California legislator Sheila Kuehle is one of them. She floated a single payer plan last year, and it was promptly squashed by her colleagues. We’ve been saying for years on Local Views that even in a capitalist economy, there are some things that should not be sold for profit, and right under air and water on that list is health care. Nothing happens, legislatively however, because the money to be made selling health care represents far more power than any politician dares to claim. Kuehle’s bill would have effectively driven all profit oriented health care services and insurance out of California in one sweeping gesture. Right now, the people and their representatives aren’t quite ready for that revolution, but a big storm which might move the voters a little further in that direction is coming in just a few days.

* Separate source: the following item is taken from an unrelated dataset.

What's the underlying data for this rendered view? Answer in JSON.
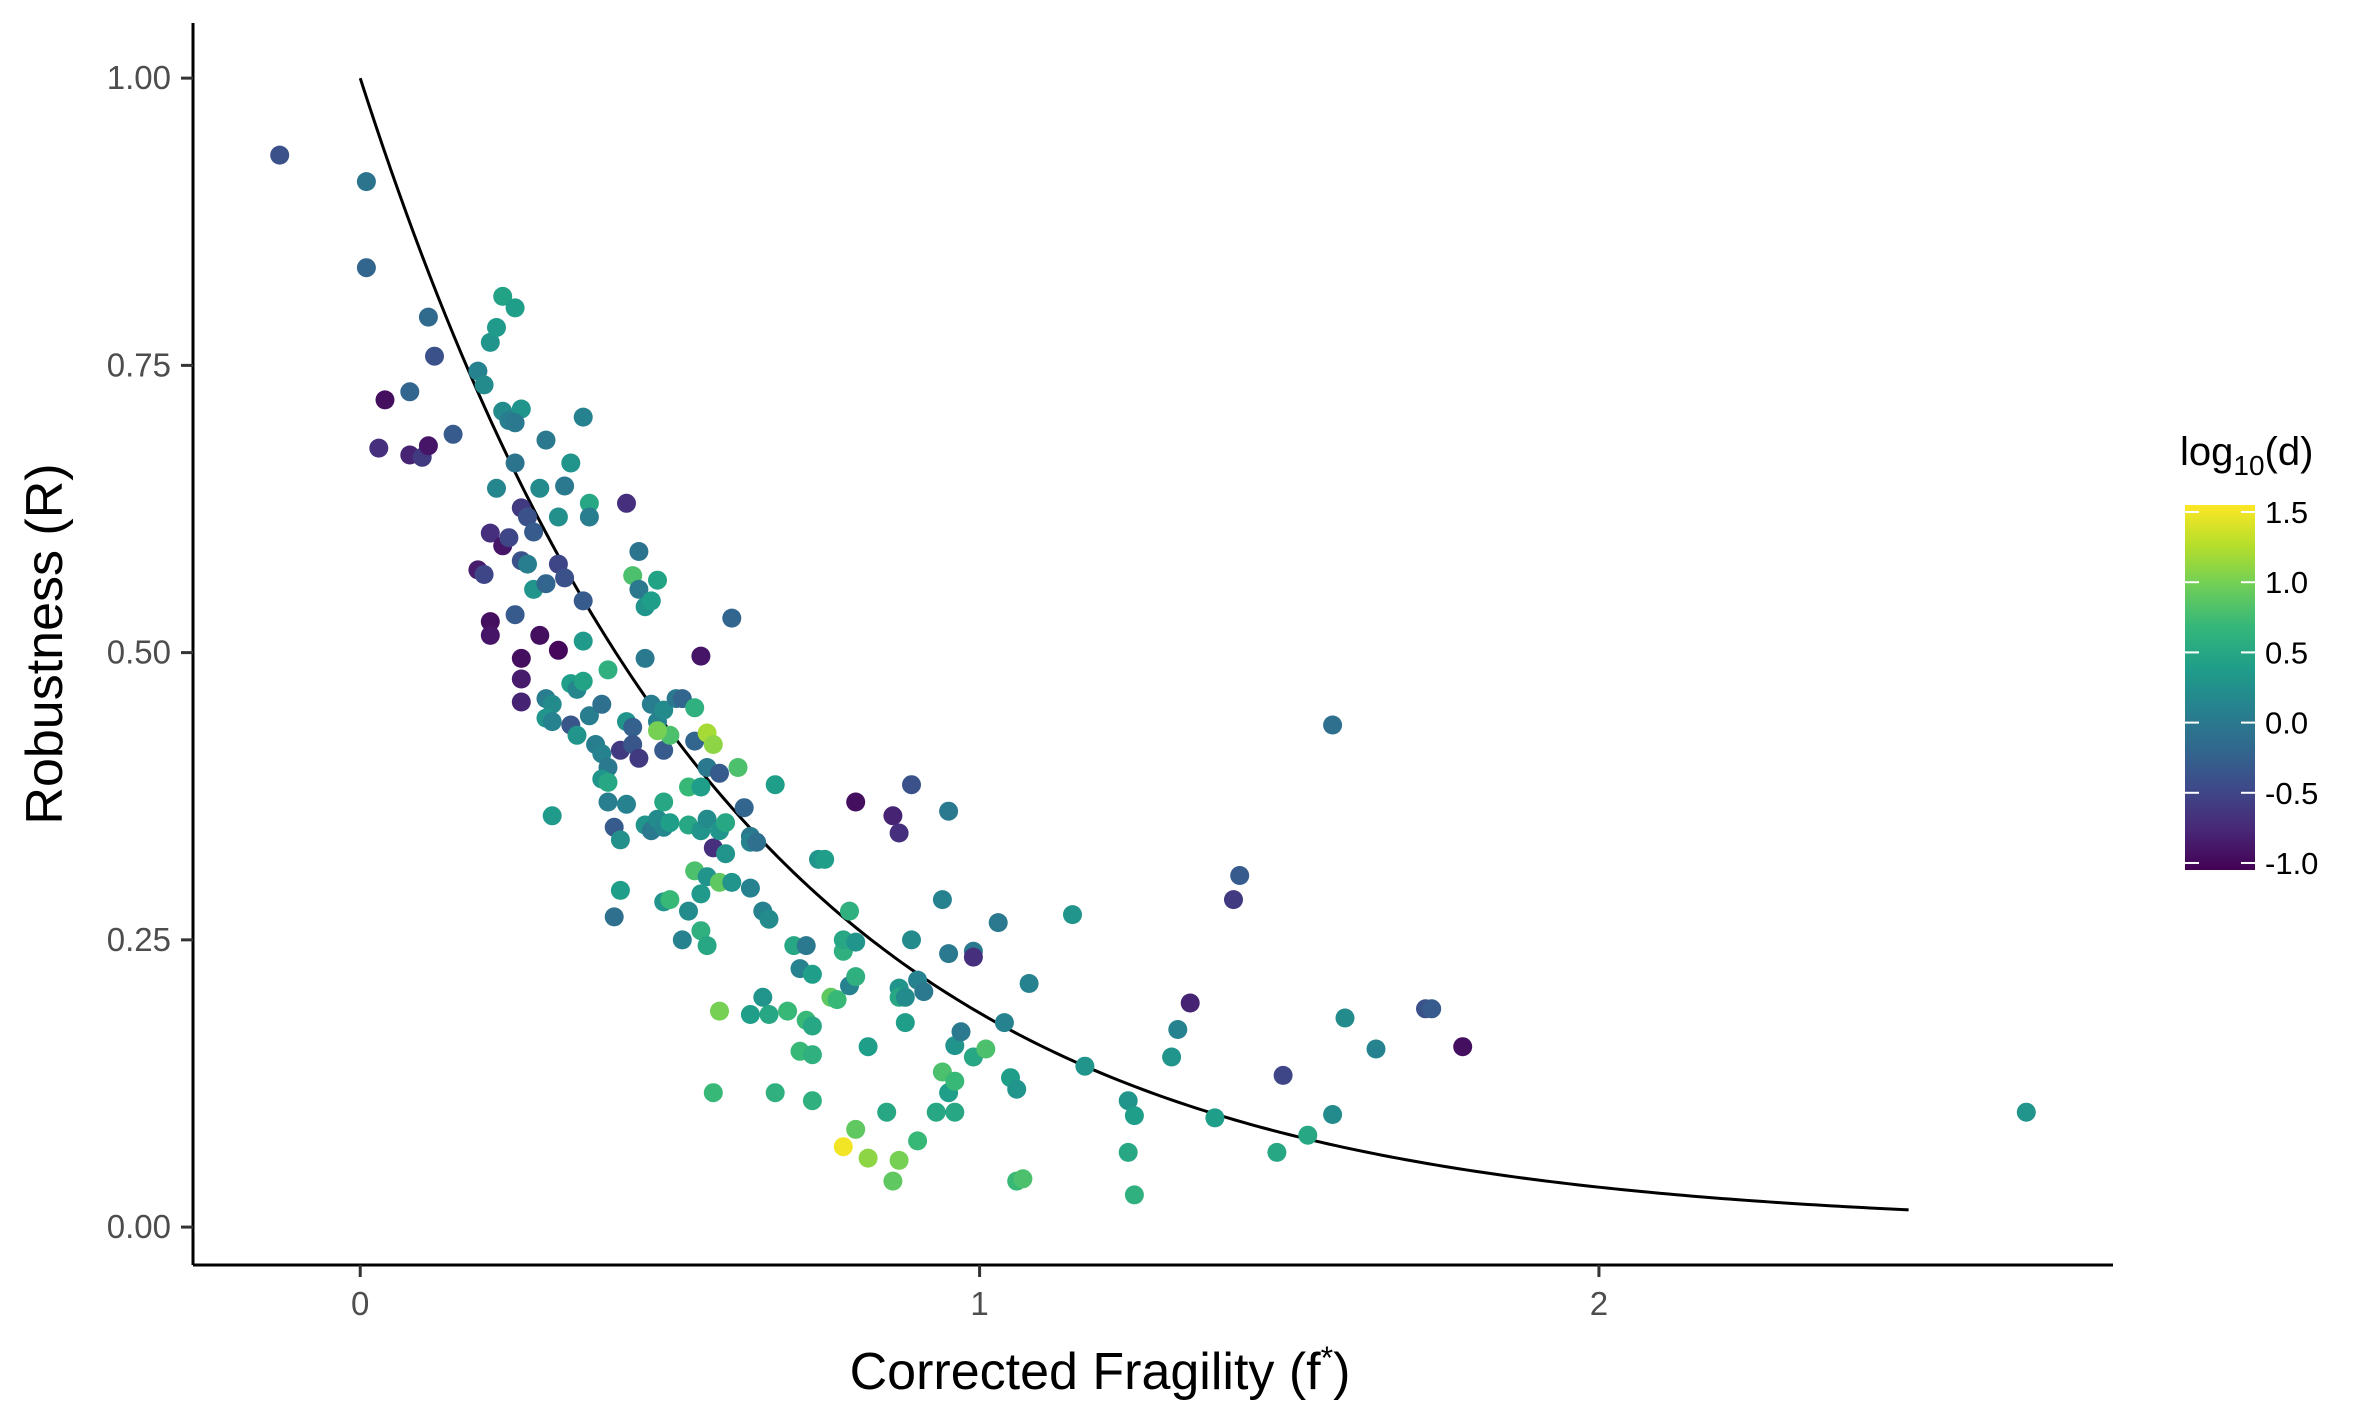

We’re talking about Michael Moore’s new film, Sicko, due for release in the US next week. The film critics all went to see it in Europe, so we already know that Moore attacks the issue by showing real people who have been denied care for profit, not just the uninsured, but also people whose insurers have fought ferociously to avoid providing expensive care. This is the kind of thing which will raise the level of dialogue much more than all those statistics about rising costs and the number of uninsured. Expect Sicko to do for health care what An Inconvenient Truth did for global warming. The lobbyists for the insurers and the drug companies already are stockpiling the extra cash they’ll need to prevent the politicians from doing what the people will want more than ever, and watch your local corporate media for the attacks on Moore and his film by the industry’s PR people.

* * *

I enjoyed those two recent stories about a couple of young women who went off to college but didn’t bother to actually enroll. They went to classes, haunted the libraries and the laboratories, even lived in the dorms. What they didn’t do was pay the fees, take the tests and get the grades. They enjoyed all that’s attractive about academia with none of those stressful details that usually come with the package. I always wished I could just hang around the university for the rest of my life, but eventually I had to get a job. Little did I know. I wonder how many other phantom college students are undetected out there, and do they eventually write truthfully on resumes that they went to Stanford for four years? I’ve been reading that prosecutors are trying to figure out how to charge these people with crimes, but trespassing is about all they can come up with.